Chasubles et t-shirts noirs, chants revendicatifs, affiches, masques de déguisement noirs et un cercueil blanc… Plus d’un millier d’étudiants en médecine ont tenu à marquer le coup lors d’un sit-in organisé le jeudi 1er février dans le grand hall de la Faculté de médecine et de pharmacie de Casablanca. Une nouvelle étape dans leur grève nationale entamée depuis plus de 40 jours et marquée par le boycott des amphithéâtres, des examens semestriels et des stages.

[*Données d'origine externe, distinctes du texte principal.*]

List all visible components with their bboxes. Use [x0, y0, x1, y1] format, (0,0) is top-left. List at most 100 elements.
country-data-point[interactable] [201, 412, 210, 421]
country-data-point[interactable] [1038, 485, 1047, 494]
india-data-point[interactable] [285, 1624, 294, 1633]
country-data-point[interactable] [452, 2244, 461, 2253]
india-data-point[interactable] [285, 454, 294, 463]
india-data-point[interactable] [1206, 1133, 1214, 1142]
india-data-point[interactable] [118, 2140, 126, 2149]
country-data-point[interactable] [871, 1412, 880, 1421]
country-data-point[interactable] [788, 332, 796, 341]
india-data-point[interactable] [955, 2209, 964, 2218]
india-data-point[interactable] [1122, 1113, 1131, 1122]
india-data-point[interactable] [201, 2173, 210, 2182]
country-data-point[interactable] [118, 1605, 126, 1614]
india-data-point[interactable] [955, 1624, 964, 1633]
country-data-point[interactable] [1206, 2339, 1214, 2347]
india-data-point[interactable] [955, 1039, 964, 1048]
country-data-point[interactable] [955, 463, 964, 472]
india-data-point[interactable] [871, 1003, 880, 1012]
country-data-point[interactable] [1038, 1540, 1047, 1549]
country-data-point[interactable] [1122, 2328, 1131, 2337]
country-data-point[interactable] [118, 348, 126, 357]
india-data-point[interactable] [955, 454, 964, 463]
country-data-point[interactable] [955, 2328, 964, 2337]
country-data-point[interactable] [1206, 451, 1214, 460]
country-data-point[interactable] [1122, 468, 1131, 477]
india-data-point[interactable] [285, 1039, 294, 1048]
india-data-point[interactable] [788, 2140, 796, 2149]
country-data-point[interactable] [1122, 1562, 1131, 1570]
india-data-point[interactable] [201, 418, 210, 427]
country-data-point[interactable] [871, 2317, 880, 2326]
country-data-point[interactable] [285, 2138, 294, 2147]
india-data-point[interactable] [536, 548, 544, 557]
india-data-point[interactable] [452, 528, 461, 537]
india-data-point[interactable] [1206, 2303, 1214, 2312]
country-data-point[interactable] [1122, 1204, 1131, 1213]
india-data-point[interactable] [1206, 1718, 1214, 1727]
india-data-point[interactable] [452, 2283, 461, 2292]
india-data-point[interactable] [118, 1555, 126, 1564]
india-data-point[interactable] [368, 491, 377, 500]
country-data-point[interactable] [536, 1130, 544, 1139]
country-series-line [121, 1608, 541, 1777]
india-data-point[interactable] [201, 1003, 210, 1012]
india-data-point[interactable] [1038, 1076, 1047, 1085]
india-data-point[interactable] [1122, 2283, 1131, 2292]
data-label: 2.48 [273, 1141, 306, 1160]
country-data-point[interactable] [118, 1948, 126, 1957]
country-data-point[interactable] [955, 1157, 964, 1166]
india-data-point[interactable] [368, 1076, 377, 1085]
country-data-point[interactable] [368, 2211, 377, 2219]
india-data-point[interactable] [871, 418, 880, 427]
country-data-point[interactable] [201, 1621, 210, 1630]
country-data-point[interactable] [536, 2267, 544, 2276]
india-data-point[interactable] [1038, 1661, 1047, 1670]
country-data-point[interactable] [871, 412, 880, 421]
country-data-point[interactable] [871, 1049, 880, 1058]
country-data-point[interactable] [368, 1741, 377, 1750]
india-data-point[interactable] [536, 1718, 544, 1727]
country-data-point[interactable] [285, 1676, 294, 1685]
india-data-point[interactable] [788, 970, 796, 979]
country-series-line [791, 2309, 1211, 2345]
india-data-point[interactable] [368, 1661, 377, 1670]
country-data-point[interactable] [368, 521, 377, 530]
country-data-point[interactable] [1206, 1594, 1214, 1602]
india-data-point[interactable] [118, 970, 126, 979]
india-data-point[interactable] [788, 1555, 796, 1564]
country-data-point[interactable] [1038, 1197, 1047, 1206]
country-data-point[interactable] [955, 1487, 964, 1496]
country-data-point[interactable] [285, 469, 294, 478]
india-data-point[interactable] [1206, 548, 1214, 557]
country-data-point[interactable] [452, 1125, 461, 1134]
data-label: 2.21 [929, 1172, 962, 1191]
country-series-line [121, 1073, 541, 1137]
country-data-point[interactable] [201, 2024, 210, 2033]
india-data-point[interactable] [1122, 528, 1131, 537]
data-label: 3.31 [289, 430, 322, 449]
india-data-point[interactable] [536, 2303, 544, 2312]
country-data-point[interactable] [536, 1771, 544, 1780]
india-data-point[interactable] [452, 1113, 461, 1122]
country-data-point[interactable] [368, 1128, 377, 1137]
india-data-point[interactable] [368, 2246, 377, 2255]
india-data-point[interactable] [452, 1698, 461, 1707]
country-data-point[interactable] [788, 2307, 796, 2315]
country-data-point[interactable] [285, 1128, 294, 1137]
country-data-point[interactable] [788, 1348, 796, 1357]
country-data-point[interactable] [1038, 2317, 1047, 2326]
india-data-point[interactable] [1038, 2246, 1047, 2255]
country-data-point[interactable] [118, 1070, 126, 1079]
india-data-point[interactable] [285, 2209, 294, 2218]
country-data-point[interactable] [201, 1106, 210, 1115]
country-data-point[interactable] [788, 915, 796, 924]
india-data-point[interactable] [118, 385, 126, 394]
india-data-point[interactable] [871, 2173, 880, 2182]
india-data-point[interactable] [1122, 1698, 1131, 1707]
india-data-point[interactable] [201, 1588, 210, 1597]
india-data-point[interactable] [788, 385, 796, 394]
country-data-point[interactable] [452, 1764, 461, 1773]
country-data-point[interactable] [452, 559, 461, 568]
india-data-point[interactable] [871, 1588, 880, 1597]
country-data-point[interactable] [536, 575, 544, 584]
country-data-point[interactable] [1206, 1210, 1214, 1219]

Leur principale revendication: le retour de la durée de la formation à 7 ans, contre 6 actuellement, une décision actée en 2022 par le ministère de l’Enseignement supérieur pour combler le gap de praticiens au Maroc. Cette doléance découle, selon les manifestants, de l’absence de mesures d’accompagnement nécessaires au déploiement de cette réforme et du manque de visibilité sur la sixième année de formation.
Boycott des examens semestriels
«Nous avons décidé d’organiser ce sit-in sous le thème “jeudi noir” pour alerter sur les funérailles de la formation médicale et pharmaceutique au Maroc. C’est une manifestation pour exprimer notre colère par rapport à la non-satisfaction de nos revendications légitimes par les ministères de l’Enseignement supérieur et de la Santé», a expliqué Narjisse El Hilali, étudiante en 5ème de médecine et représentante du Conseil des étudiants en médecine de Casablanca à la Commission nationale des étudiants en médecine, médecine dentaire et pharmacie, dans une déclaration pour Le360.
«C’est aussi une manière de protester contre des mesures prises par certains présidents et doyens d’universités qui ont programmé des rencontres avec les parents pour leur demander de convaincre les étudiants à suspendre la grève et de ne pas boycotter les examens semestriels prévus ce mois de février», a-t-elle ajouté.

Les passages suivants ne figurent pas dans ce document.